Posted by mcskatcat[/QUOTE]
All of these charities are very personal for me & my fh. That is why we chose them & listed them. I was just trying to get some general feedback. WE are PAYING for the donation. We just wanted the guests to choose which charity we donated to in there honor because they mean different things to others.
Personally, I don't want anyone donating ANYTHING in 'my honor'. But that's just me. It's also misleading since your guests names won't actually be associated with the donation unless you literally break it up so that you make 43 different donations to charity X and 17 to charity Y, etc.
She's donating to charity and wanted some assistance!!! Put it in perspective
[QUOTE]Honestly people, it's not like she's asking "Which guest should I murder by the end of the night...Help me choose" She's donating to charity and wanted some assistance!!! Put it in perspective
Posted by telk0184[/QUOTE]
We are. The guests' perspective.
[QUOTE]Honestly people, it's not like she's asking "Which guest should I murder by the end of the night...Help me choose" She's donating to charity and wanted some assistance!!! Put it in perspective
Posted by telk0184[/QUOTE]
Tiered receptions, A&B lists, "Adult Only" printed on the invitation and honeymoon registries aren't murder either. I suppose we should just say "This is fine even though your guests are going to think you're rude and/or tacky as all hell."

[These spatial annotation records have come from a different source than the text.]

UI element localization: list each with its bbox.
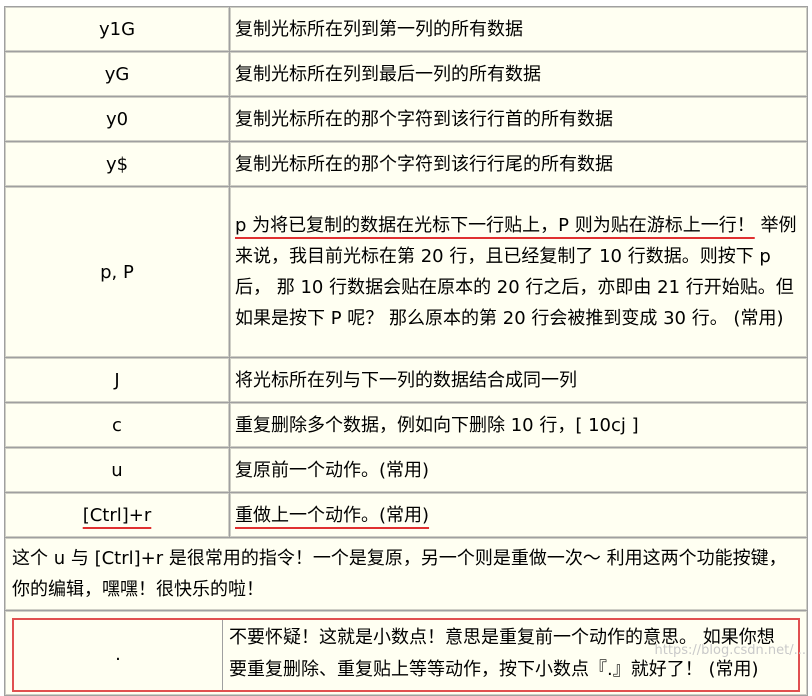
table-row: y1G 复制光标所在列到第一列的所有数据	[5, 7, 807, 51]
command-key: [Ctrl]+r	[5, 493, 229, 537]
note-text: 这个 u 与 [Ctrl]+r 是很常用的指令！一个是复原，另一个则是重做一次～…	[5, 538, 807, 610]
table-row: y$ 复制光标所在的那个字符到该行行尾的所有数据	[5, 142, 807, 186]
command-desc: 将光标所在列与下一列的数据结合成同一列	[230, 358, 807, 402]
command-desc: 重复删除多个数据，例如向下删除 10 行，[ 10cj ]	[230, 403, 807, 447]
table-row: J 将光标所在列与下一列的数据结合成同一列	[5, 358, 807, 402]
watermark: https://blog.csdn.net/...	[654, 643, 806, 658]
command-desc: p 为将已复制的数据在光标下一行贴上，P 则为贴在游标上一行！ 举例来说，我目前…	[230, 187, 807, 357]
table-row: p, P p 为将已复制的数据在光标下一行贴上，P 则为贴在游标上一行！ 举例来…	[5, 187, 807, 357]
command-desc: 重做上一个动作。(常用)	[230, 493, 807, 537]
table-row: c 重复删除多个数据，例如向下删除 10 行，[ 10cj ]	[5, 403, 807, 447]
command-key: u	[5, 448, 229, 492]
command-desc: 复制光标所在的那个字符到该行行首的所有数据	[230, 97, 807, 141]
table-row: [Ctrl]+r 重做上一个动作。(常用)	[5, 493, 807, 537]
note-row: 这个 u 与 [Ctrl]+r 是很常用的指令！一个是复原，另一个则是重做一次～…	[5, 538, 807, 610]
command-key: yG	[5, 52, 229, 96]
command-key: p, P	[5, 187, 229, 357]
table-row: u 复原前一个动作。(常用)	[5, 448, 807, 492]
table-row: y0 复制光标所在的那个字符到该行行首的所有数据	[5, 97, 807, 141]
document-page: y1G 复制光标所在列到第一列的所有数据 yG 复制光标所在列到最后一列的所有数…	[0, 0, 812, 696]
table-row: yG 复制光标所在列到最后一列的所有数据	[5, 52, 807, 96]
command-key: y0	[5, 97, 229, 141]
command-desc: 复原前一个动作。(常用)	[230, 448, 807, 492]
underlined-text: 重做上一个动作。(常用)	[235, 504, 430, 526]
command-key: c	[5, 403, 229, 447]
command-key: .	[14, 620, 223, 690]
command-table: y1G 复制光标所在列到第一列的所有数据 yG 复制光标所在列到最后一列的所有数…	[4, 6, 808, 696]
command-desc: 复制光标所在的那个字符到该行行尾的所有数据	[230, 142, 807, 186]
command-desc: 复制光标所在列到最后一列的所有数据	[230, 52, 807, 96]
underlined-text: p 为将已复制的数据在光标下一行贴上，P 则为贴在游标上一行！	[235, 215, 755, 236]
command-key: J	[5, 358, 229, 402]
underlined-key: [Ctrl]+r	[82, 504, 152, 526]
command-key: y1G	[5, 7, 229, 51]
command-key: y$	[5, 142, 229, 186]
command-desc: 复制光标所在列到第一列的所有数据	[230, 7, 807, 51]
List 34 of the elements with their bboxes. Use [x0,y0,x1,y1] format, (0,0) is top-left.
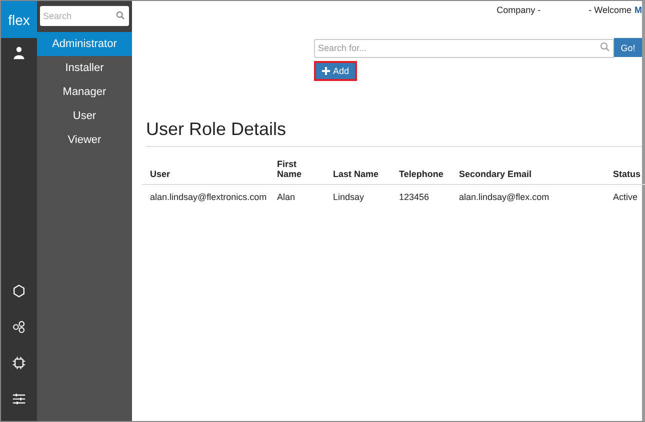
chip-icon [12,356,26,370]
hexagon-icon [12,284,26,298]
user-icon [12,46,26,60]
plus-icon [322,67,330,75]
sidebar-item[interactable]: Installer [37,56,132,80]
user-link[interactable]: M [634,5,642,15]
company-label: Company - [496,5,541,15]
go-button[interactable]: Go! [614,38,642,57]
column-header[interactable]: First Name [269,155,325,185]
page-title: User Role Details [146,119,642,147]
sidebar-item[interactable]: User [37,104,132,128]
table-cell-text: alan.lindsay@flextronics.com [149,191,268,204]
sidebar-item[interactable]: Manager [37,80,132,104]
table-cell-text: Lindsay [332,191,366,204]
circles-icon [12,320,26,334]
table-cell-text: Alan [276,191,296,204]
sidebar-item[interactable]: Viewer [37,128,132,152]
sidebar-item[interactable]: Administrator [37,32,132,56]
column-header[interactable]: User [142,155,269,185]
column-header[interactable]: Telephone [391,155,451,185]
add-button[interactable]: Add [314,61,358,81]
column-header[interactable]: Secondary Email [451,155,605,185]
column-header[interactable]: Status [605,155,645,185]
search-icon [116,11,125,20]
brand-logo: flex [1,1,37,38]
table-cell-text: 123456 [398,191,430,204]
search-field[interactable]: Search for... [314,38,614,58]
search-field[interactable]: Search [40,6,129,26]
column-header[interactable]: Last Name [325,155,391,185]
table-cell-text: alan.lindsay@flex.com [458,191,550,204]
table-cell-text: Active [612,191,639,204]
welcome-text: - Welcome [588,5,632,15]
sliders-icon [12,392,26,406]
search-icon [600,42,610,52]
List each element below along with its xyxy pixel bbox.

My FI and I will be donating to Susan G Komen For the Cure because my mother is a breast cancer survivor and the cause is something that my family actively supports. We will be giving out bookmarks that explain to our guests that we have made a donation in their name. Since bookmarks are reusable I guess the actual bookmark could be considered the favor, but either way it's my wedding and I think it shows my guests where I place my value.
If you want to have guests tell you which charity they would like the donation to go to, maybe you can type out and frame an explanation to place on the table with the vases so your guests understand where you're coming from. Since you're wedding is about you, technically you are donating on your own time!
Happy planning
[QUOTE]At the end of the day I think it comes down to the fact that this is your wedding. Favors are not a requirement and are often left on the table or discarded right after the wedding. If you would like to donate to a charity in lieu of giving out chocolate, almonds, or "love beans" I say go for it! My FI and I will be donating to Susan G Komen For the Cure because my mother is a breast cancer survivor and the cause is something that my family actively supports. We will be giving out bookmarks that explain to our guests that we have made a donation in their name. Since bookmarks are reusable I guess the actual bookmark could be considered the favor, but either way it's my wedding and I think it shows my guests where I place my value. If you want to have guests tell you which charity they would like the donation to go to, maybe you can type out and frame an explanation to place on the table with the vases so your guests understand where you're coming from. Since you're wedding is about you, technically you are donating on your own time! Happy planning :)
Posted by Summer G[/QUOTE]
Susan G. Komen is the absolute last charity I would be donating to if you really care about breast cancer research. Only 20 - 25% of the money reaised actually goes to research. The rest is used to pay their staff (the CEO makes about half a million a year), their lawyers who are trying to sue for copyright infringement whenever an organization uses "for the cure" in their slogan, campaigning and advertising.
Do you see what me mean when we say that even charities you would think everyone supports can wind up offending people? Make your donation, but don't advertise it.